Masih hangat terasa di perut suapan nasi hangat bersama oseng kacang panjang dan tempe selimut 35 tahun silam. Bintang, Bulan dan Matahari antri disuapi.
Duduk bertiga di teras rumah dibawah hembusan angin semilir yang menentramkan hati. Tenang dalam naungan cinta di setiap suapan yang mendarat di mulut.
Bersamamu cinta bertebaran dimana mana. Pun pada pohon mangga yang berbuah ayam...
upps....emang ada ?
Di halaman belakang rumah ada pohon mangga, setiap tiba waktu maghrib ayam ayam yang kau pelihara naik ke atas pohon agar selamat dari gangguan binatang malam. Dari ayam ayam itu kau ambil telurnya, sesekali kau potong demi memberi gizi untuk pertumbuhan anakmu.
Makanya banyak ranjau di bawah pohonnya yang berasal dari ayam-ayam yang dipelihara
Cinta yang ada padamu tak ada habisnya. pada kayuhan sepeda menuju ke pasar. Demi mendapatkan sayuran, wortel dan pisang. lagi-lagi kau ingin anakmu mendapat gizi sempurna.
Pada setiap kayuhan sepeda yang jauhnya membuat bokong terasa pegal tiada tara. kau bawa anakmu satu persatu ke puskesmas.

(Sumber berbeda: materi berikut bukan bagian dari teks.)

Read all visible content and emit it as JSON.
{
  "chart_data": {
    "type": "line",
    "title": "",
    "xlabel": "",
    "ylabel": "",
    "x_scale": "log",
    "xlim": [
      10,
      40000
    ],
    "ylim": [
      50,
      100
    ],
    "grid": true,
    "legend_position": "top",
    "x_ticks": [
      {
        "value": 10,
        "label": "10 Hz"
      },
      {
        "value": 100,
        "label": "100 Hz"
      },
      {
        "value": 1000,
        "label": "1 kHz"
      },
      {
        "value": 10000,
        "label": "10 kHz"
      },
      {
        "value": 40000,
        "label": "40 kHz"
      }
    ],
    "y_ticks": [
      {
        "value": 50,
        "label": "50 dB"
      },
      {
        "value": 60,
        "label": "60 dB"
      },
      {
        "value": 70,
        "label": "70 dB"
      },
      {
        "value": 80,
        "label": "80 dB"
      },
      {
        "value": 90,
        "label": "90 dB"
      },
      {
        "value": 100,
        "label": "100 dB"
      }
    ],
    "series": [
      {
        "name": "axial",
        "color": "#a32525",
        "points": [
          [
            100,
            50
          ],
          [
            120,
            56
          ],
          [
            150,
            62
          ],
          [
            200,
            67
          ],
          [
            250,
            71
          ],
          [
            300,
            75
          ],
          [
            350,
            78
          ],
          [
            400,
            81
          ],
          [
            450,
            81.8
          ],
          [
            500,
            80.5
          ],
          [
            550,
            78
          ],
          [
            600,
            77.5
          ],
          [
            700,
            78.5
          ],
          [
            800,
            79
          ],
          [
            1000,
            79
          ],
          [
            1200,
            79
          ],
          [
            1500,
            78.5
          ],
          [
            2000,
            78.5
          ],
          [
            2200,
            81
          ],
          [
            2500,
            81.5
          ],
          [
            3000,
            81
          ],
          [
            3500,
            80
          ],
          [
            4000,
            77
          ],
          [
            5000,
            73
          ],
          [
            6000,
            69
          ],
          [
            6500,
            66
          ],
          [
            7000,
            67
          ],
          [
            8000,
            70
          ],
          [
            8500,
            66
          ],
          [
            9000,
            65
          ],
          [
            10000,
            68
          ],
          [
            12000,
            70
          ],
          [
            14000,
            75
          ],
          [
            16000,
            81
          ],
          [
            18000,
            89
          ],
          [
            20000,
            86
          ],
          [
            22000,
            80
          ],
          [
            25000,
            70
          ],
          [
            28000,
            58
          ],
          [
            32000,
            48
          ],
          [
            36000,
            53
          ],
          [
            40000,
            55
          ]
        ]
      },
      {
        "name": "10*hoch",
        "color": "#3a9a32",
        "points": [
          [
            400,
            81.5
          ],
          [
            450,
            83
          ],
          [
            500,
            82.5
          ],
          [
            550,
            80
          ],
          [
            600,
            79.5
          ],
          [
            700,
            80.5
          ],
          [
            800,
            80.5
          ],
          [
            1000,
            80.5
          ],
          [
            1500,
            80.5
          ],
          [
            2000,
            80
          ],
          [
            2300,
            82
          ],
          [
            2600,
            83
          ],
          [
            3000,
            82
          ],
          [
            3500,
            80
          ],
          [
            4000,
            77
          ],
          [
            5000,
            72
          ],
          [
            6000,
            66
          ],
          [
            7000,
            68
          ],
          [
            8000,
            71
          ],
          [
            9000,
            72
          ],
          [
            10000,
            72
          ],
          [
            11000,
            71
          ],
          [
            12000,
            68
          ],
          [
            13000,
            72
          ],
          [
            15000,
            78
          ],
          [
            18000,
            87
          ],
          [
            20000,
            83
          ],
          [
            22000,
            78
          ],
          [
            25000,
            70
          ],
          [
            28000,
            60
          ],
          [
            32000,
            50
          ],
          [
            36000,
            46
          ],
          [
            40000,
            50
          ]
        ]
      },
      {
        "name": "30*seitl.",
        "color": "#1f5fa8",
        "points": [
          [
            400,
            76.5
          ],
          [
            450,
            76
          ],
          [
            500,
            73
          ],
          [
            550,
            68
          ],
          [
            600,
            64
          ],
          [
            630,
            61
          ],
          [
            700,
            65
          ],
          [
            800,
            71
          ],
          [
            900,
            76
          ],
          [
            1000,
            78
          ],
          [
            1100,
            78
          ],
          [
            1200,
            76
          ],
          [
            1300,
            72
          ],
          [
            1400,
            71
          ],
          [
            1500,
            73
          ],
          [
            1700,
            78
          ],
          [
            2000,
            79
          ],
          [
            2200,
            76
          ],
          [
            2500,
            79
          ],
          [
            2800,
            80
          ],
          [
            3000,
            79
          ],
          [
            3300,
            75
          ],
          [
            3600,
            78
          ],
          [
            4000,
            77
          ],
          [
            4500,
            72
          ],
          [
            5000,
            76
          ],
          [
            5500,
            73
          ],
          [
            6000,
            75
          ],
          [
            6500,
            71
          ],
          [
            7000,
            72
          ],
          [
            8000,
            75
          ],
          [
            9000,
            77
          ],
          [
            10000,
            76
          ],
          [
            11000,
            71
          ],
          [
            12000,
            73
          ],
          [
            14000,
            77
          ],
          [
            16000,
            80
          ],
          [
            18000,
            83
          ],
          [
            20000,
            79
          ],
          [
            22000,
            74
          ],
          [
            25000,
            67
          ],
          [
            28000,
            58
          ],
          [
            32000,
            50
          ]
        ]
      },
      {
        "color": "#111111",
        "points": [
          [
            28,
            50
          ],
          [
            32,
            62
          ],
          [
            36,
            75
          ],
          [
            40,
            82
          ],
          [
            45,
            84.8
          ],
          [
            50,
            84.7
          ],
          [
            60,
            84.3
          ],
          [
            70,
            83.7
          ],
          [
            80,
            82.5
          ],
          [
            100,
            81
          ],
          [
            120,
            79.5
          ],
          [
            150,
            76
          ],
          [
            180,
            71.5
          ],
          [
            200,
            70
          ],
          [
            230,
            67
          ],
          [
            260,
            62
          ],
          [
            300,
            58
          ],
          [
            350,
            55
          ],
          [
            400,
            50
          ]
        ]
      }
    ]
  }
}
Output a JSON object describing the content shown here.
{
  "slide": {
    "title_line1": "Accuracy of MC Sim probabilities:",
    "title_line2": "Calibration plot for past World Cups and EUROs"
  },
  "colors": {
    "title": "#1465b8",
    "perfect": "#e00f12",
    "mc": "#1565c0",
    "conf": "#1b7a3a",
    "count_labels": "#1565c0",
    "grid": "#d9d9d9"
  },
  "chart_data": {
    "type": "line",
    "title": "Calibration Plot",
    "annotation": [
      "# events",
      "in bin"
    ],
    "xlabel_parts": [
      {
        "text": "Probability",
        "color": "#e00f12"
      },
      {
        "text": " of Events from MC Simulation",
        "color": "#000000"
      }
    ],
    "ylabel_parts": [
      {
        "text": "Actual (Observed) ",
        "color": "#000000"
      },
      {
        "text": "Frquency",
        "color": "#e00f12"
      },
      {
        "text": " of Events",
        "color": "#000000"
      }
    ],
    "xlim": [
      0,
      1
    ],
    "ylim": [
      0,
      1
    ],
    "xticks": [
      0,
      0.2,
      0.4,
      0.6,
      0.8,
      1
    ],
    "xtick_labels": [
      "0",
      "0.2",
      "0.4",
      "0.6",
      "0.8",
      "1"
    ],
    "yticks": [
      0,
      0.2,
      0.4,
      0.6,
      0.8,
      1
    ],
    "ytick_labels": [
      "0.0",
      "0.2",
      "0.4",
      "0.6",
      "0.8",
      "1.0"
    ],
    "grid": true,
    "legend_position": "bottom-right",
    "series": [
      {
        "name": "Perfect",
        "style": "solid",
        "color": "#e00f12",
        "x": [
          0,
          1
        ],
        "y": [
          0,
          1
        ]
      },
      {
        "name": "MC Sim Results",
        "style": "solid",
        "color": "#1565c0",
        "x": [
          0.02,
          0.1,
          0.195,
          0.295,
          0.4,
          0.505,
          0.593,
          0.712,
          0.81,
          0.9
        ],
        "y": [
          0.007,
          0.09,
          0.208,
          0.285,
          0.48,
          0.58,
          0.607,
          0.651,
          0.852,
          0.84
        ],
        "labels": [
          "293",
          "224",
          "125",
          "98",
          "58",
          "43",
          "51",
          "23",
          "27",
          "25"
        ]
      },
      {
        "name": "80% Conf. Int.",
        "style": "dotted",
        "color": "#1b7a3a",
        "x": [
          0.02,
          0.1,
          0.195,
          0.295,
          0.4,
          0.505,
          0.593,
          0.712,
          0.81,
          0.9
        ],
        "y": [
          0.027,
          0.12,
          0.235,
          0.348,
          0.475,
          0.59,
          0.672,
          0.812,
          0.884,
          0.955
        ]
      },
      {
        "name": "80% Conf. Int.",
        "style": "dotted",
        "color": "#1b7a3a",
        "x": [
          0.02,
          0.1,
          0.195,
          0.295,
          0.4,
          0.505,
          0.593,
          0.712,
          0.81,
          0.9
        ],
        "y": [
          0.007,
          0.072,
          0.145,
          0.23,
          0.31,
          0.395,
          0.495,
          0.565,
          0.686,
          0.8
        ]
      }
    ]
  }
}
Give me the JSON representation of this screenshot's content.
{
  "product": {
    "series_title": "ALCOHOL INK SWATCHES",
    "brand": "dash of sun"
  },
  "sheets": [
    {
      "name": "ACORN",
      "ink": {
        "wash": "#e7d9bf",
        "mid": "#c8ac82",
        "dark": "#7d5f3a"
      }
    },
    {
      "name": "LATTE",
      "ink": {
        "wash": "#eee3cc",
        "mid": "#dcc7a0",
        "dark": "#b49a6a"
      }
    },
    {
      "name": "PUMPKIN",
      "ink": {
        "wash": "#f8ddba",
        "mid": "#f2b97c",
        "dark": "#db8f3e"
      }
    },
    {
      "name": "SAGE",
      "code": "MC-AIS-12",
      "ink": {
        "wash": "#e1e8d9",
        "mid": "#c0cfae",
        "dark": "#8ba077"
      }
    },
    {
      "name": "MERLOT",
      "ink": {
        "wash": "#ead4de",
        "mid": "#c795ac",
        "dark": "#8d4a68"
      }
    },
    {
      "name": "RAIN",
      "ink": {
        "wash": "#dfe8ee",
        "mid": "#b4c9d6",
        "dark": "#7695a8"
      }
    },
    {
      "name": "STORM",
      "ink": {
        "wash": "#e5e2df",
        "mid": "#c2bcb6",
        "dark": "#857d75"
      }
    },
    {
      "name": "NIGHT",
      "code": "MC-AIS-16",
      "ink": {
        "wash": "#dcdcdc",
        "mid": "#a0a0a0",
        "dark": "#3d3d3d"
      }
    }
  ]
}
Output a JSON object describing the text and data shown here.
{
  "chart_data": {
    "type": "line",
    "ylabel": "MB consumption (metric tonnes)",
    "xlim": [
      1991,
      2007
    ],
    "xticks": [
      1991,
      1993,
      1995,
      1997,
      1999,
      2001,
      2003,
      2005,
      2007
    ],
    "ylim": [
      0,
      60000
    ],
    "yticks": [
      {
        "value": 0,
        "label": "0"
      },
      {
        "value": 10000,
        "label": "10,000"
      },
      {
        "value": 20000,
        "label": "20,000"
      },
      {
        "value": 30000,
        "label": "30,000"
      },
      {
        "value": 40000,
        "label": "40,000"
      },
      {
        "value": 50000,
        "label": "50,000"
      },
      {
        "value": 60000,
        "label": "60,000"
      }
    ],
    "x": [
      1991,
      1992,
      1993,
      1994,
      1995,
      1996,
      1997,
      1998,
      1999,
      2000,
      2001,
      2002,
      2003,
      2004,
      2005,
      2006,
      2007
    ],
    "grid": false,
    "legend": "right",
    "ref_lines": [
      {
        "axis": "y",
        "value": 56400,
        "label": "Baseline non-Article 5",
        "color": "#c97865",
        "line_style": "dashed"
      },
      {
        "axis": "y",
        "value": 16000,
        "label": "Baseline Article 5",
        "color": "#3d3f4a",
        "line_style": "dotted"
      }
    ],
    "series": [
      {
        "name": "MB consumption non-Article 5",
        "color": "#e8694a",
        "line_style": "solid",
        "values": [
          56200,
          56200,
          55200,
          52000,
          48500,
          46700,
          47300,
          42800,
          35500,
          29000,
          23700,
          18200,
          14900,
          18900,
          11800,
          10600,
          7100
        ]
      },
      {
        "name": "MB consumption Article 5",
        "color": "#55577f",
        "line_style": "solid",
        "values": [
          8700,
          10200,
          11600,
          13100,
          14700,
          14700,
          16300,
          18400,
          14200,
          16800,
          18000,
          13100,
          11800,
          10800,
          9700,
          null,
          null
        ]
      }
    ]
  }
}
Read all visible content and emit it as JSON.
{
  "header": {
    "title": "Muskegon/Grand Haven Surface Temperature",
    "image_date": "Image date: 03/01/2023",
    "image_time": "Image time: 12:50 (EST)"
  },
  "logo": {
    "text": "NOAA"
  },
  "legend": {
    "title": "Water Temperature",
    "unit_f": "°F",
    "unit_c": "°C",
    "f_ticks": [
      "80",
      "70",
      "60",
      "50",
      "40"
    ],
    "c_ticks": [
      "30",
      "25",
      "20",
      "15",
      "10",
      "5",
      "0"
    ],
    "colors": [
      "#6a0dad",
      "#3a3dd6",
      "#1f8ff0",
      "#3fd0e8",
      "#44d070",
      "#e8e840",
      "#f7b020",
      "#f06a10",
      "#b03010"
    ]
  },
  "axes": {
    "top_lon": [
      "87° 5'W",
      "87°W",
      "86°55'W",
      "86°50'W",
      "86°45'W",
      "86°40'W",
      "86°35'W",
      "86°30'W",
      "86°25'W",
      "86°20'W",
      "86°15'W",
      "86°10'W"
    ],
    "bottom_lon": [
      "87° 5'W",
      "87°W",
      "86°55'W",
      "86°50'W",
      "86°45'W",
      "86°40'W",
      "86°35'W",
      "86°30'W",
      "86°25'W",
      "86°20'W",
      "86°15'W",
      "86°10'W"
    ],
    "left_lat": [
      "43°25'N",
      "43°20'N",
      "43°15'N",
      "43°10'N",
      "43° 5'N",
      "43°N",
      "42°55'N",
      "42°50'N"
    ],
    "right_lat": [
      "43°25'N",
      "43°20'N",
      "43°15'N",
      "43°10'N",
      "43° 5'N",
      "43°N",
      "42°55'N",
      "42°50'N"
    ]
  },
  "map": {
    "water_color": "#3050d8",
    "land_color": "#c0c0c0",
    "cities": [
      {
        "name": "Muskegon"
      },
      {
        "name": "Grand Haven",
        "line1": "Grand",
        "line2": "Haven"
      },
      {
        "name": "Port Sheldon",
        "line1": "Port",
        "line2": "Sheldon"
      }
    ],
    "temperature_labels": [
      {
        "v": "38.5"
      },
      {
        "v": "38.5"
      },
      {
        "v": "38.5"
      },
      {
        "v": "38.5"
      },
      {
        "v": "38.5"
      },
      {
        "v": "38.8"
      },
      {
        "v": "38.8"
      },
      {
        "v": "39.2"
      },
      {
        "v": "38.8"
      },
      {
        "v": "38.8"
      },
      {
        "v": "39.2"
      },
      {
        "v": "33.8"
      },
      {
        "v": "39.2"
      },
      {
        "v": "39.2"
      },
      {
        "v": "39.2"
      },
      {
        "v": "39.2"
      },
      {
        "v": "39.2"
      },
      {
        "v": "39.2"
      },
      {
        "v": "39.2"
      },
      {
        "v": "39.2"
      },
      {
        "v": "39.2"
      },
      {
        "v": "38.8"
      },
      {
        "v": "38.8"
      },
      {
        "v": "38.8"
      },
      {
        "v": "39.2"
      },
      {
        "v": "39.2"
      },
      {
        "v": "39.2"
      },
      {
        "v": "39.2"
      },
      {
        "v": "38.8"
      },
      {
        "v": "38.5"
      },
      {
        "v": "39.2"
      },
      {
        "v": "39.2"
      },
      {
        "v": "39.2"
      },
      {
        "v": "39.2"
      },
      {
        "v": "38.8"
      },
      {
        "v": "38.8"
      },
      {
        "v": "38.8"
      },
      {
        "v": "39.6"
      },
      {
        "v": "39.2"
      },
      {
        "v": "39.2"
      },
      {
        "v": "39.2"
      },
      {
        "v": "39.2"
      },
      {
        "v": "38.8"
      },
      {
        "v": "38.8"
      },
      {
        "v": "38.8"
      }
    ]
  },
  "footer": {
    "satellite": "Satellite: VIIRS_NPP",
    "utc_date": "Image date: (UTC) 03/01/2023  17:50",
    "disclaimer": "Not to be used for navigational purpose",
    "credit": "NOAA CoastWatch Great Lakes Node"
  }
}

Demi mendapatkan obat panas, batuk dan pilek yang menyerang tubuh ringkih.
Jangan dikira tak ada cinta pada seonggok cucian yang kau bawa ke kali.
Karena air sumur rumah kita di penuhi buluh bambu yang gatal bila kena kulit sang buah hati.
Pada setiap langkah menyusuri pematang sawah menuju sungai yang airnya melimpah kau taburkan cinta berbongkah bongkah pada setiap baju yang kau kumbah.
Cintamu tertanam sangat dalam pada sanubari hingga terasa sampai bila bila nanti. Bersemayam di lubuk hati menghiasi jalan hidup. Banyaknya cinta yang kau tempatkan sejak dulu, kan mengalir untuk keturunan kelak tak kan ada habisnya.
Terima kasih ibu dan bapak, kau wariskan cinta untuk diturunkan.